İstanbul’dan, Kırgızistan’a süren 6,5 saatlik bir uçak yolculuğundan sonra Manas Havaalanı’na indiğimizde bizi karşılayanlar, “Hoş geldiniz Size Manas Destanı okumak istiyoruz” teklifinde bulunduklarında Manas Destanı’ndan haberi olmayan AK Partili arkadaşlar “Tamam” dedilerse de kendilerine “Arkadaşlar hatırlatayım 1092 yılında yazımı tamamlanan muhteşem Türk destanının tamamı 400 bin mısradır, Müslüman Kırgızlarla putperest Kalmuklar arasında mücadeleleri anlatır tarihin en uzun destanı olma özelliğine de sahiptir eğer Manasçıları dinlemeye başlarsanız bütün gün burada kalmanız gerekebilir” uyarısı yapınca Manas Destanı’nı daha geniş bir zamanda dinleme sözü vererek kalacağımız otele doğru yola çıktık.

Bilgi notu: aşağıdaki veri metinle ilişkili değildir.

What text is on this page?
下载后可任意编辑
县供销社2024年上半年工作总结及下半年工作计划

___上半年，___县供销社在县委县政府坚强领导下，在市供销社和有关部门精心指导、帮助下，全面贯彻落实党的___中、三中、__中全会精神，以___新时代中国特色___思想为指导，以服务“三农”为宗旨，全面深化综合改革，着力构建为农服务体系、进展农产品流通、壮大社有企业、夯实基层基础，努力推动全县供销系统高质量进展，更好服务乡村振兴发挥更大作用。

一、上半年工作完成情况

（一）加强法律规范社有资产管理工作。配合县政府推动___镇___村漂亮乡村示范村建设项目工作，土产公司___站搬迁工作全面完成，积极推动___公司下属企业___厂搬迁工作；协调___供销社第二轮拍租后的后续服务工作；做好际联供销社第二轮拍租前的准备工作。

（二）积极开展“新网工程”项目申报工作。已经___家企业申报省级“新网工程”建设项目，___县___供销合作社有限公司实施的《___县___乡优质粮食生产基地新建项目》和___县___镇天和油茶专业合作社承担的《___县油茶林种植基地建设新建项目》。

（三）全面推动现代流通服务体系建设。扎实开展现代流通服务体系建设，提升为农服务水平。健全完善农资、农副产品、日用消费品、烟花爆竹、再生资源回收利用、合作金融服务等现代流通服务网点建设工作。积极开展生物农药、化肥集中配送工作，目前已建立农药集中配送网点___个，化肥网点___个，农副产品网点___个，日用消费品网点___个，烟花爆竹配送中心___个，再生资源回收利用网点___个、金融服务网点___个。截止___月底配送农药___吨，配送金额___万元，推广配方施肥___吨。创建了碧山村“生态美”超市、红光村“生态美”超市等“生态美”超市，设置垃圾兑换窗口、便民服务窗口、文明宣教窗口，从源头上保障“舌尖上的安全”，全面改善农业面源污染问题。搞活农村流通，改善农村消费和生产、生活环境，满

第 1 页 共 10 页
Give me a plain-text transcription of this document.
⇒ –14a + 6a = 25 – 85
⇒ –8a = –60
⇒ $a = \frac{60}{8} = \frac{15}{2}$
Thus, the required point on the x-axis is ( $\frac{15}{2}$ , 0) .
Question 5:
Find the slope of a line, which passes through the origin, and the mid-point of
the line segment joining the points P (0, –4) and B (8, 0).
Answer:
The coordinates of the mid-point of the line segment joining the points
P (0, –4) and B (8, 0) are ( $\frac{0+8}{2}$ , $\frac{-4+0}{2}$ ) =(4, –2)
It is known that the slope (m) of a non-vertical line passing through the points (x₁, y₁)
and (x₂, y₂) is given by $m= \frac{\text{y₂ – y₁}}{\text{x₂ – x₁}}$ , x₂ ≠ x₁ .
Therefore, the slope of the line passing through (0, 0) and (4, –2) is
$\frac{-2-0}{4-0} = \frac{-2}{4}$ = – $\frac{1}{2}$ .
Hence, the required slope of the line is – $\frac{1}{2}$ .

Kırgızistan’da birkaç gün kaldıktan sonra Kazakistan’a gitmek için Kırgızistan sınırına geldiğimizde bizi gezdiren otobüs sürücüsüne “Lütfen bizi aşağıya indirin ben Kırgızistan-Kazakistan sınırını otobüs ile değil yürüyerek geçmek istiyoruz” ricasında bulunduk, Her iki ülkenin güvenlik görevlileri “yasaktır-olmaz” dedilerse de bizim ısrarımızı kıramayınca biz Kırgızistan sınırından Kazakistan topraklarına yürüyerek girme keyfini yaşamış olduk.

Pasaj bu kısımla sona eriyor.